The American Scholar, Twice-Nominee at the ASME’s National Magazine Award 

American Scholar spring cover

By Julie Flandreau

This year again, ΦBK’s literary quarterly, The American Scholar, has done remarkably well at the annual National Magazine Awards. Although it did not win during the ceremony, which took place in New York in early April, the magazine was nominated twice, in two sought-after categories: “General Excellence” and “Reviews and Criticism,” respectively. 

Since its launch in 1932, the magazine has collected high-profile awards (from the American Society of Magazine Editors and Utne Independent Press Awards), as well as frequent essay nominations to the Best American anthologies—testaments to the constancy of the quarterly’s quality and the skill of its writers and editorial team. 

Sudip Bose, the publication’s editor since 2022, said: “I’m always amazed at the caliber of writer we can attract, given how little compensation we’re able to offer. But this nomination shows that a nonprofit magazine with a full-time staff of five and a circulation of 25,000 can compete with the giants in the business.” 

The American Scholar, which has complete financial support from the Society, is quite unique in the playing field of U.S. magazines. It publishes not only works of journalism and personal essays, but pieces concerning history, literature, the arts, and social sciences—everything “to help us understand the world in which we live,” said Bose. Indeed, if the quarterly “enjoys editorial independence [from Phi Beta Kappa], it so happens that our mission aligns perfectly with that of the society. We are an embodiment of [its] core values. We champion lifelong learning, intellectual curiosity, and free inquiry, all the while trying to move and entertain our readers.” 

Editor Sudip Bose (center) with the staff of The American Scholar at the ASME Awards in New York City, April 2024.

The “Reviews and Criticism” nomination was awarded for an essay by Megan Craig on the celebrated documentary photographer and photojournalist Dorothea Lange, titled The Alphabet of Despair (2023). Megan Craig is an artist and associate professor of philosophy and art at Stony Brook University. Her essay, which used a recent retrospective exhibition at the National Gallery of Art in Washington D.C. on the photographer’s work as its gravitational axis, carefully weaved together Lange’s Depression era-milieu to current, troubled times. In example, writing amidst the wildfires which transformed the light and air of the Northeast in June 2023 (onwards), Craig offers a new look upon what, exactly, is captured in Lange’s Dust Bowl photographs. 

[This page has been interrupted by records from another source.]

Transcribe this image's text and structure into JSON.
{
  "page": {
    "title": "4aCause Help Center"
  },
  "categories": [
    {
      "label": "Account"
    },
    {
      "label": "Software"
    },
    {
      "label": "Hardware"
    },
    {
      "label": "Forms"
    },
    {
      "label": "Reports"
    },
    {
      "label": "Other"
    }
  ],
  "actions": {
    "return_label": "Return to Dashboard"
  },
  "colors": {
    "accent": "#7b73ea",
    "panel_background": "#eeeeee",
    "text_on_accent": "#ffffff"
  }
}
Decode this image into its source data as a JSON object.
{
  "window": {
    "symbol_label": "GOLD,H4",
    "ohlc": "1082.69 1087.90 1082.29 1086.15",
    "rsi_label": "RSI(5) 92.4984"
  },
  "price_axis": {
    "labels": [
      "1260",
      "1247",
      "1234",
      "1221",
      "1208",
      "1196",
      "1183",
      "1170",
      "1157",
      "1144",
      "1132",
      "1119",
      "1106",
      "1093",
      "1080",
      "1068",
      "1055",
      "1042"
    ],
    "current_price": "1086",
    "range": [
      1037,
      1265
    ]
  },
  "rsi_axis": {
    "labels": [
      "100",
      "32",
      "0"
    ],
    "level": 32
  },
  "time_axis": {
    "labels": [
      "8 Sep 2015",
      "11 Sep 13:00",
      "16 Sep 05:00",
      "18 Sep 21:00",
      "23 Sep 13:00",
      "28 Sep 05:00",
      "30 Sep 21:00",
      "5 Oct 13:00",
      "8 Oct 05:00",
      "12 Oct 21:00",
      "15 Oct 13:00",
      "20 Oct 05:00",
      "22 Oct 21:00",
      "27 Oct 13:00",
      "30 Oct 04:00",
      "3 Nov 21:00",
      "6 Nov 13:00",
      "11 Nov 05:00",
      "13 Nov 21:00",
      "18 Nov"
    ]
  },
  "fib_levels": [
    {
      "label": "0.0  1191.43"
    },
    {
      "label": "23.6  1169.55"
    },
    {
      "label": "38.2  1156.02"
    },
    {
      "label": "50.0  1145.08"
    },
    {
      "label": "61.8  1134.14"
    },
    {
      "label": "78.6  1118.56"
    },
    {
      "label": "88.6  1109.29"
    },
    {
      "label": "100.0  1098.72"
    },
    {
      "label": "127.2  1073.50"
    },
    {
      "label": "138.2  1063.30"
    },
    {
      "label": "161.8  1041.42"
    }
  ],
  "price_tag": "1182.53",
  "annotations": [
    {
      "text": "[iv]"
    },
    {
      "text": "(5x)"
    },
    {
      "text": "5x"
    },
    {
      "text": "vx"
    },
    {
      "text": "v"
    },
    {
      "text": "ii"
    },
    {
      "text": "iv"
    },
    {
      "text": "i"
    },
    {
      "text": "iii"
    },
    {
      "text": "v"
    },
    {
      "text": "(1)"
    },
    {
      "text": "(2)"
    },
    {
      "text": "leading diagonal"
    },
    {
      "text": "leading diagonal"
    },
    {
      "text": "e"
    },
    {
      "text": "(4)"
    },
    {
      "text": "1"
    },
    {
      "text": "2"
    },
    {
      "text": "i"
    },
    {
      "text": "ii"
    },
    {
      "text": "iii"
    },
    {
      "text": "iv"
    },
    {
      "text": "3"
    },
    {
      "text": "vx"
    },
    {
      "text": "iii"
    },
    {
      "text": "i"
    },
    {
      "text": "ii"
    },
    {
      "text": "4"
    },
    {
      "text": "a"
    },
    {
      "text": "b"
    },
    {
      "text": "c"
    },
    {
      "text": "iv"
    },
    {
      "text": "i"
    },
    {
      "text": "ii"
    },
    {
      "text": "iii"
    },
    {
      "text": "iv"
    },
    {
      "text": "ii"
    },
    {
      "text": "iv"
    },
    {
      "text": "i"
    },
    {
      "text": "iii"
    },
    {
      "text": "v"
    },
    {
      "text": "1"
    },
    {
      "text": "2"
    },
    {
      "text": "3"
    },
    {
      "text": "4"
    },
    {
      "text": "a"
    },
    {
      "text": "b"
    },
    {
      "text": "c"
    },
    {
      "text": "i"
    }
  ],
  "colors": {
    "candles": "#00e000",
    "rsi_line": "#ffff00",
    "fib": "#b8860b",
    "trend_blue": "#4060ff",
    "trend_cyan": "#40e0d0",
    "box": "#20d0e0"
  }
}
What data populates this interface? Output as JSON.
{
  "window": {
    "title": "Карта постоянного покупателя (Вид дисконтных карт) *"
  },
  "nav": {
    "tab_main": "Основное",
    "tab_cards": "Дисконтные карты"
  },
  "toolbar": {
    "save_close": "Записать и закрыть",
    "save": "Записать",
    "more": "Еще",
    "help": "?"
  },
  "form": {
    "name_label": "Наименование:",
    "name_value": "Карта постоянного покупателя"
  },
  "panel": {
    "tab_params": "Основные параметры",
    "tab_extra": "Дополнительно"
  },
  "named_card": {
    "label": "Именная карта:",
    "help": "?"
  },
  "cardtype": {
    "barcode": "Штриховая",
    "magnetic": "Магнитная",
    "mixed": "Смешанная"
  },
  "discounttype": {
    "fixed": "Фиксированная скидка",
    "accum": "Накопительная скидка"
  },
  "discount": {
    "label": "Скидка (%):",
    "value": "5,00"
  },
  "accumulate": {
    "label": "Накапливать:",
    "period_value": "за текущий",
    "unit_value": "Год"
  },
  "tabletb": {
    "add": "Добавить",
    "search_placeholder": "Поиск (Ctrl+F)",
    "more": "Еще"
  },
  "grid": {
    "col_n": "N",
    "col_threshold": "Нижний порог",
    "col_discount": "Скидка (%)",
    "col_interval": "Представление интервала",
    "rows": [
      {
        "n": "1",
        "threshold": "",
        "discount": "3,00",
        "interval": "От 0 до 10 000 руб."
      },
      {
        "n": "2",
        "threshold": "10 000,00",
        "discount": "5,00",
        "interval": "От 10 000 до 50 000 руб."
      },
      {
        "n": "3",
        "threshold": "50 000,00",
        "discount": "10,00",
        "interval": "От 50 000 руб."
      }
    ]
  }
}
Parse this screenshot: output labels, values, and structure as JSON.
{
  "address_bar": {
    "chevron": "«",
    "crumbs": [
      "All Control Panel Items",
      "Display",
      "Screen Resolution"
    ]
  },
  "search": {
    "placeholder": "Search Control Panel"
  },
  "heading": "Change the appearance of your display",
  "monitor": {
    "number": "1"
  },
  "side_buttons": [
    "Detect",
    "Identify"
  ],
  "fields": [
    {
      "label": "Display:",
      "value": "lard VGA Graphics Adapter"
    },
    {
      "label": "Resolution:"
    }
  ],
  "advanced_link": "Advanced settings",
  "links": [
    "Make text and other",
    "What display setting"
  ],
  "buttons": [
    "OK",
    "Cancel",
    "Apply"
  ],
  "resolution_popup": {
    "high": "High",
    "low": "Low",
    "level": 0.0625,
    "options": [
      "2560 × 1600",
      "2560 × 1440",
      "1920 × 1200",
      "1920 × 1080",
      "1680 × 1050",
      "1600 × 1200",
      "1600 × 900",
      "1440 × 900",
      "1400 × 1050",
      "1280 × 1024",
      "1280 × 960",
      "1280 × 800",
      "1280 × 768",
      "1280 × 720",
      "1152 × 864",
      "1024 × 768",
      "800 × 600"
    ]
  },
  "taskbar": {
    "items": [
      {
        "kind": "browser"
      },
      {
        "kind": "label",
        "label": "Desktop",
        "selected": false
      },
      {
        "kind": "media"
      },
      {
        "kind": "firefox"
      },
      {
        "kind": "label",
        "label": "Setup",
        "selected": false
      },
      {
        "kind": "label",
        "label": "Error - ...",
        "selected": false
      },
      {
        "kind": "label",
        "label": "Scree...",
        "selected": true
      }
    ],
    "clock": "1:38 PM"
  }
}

The task of selecting, crafting, assembling a magazine issue – one that will carry a consistent, distinctive “feel” as well as a “look”, “one that will invite readers in and encourage them to linger,” is to Mr Bose “the most satisfying and challenging work [he] has ever taken on.” He writes: “There’s very little about the process that I don’t love, from discovering pieces from the so-called slush pile, to seeking out writers I deeply admire, to getting pieces ready for publication through our rigorous editing process.”

This (editorial) process, then, of collection, linkage, research, juxtaposition, generative collation is what gives the publication both form and content, and thus what makes it a tool of lifelong learning, of intellectual rigor and growth. On August 31, 1837, Ralph Waldo Emerson spoke before a gathered audience: “To the young mind, everything is individual, stands by itself. By and by, it finds how to join two things, and see in them one nature; then three, then three thousand; and so, tyrannized over by its own unifying instinct, it goes on tying things together, diminishing anomalies, discovering roots running under ground, whereby contrary and remote things cohere, and flower out from one stem.” Those words were addressed at Harvard College, to a crowd of young ΦBK Society members. The speech from whence they came was widely acclaimed: it was titled The American Scholar, and thereby gave their quarterly a name.

Julie Flandreau graduated from the University of Pennsylvania in May 2023 with a degree in comparative literature and religious studies. She was inducted by the Delta of Pennsylvania chapter of Phi Beta Kappa that same year.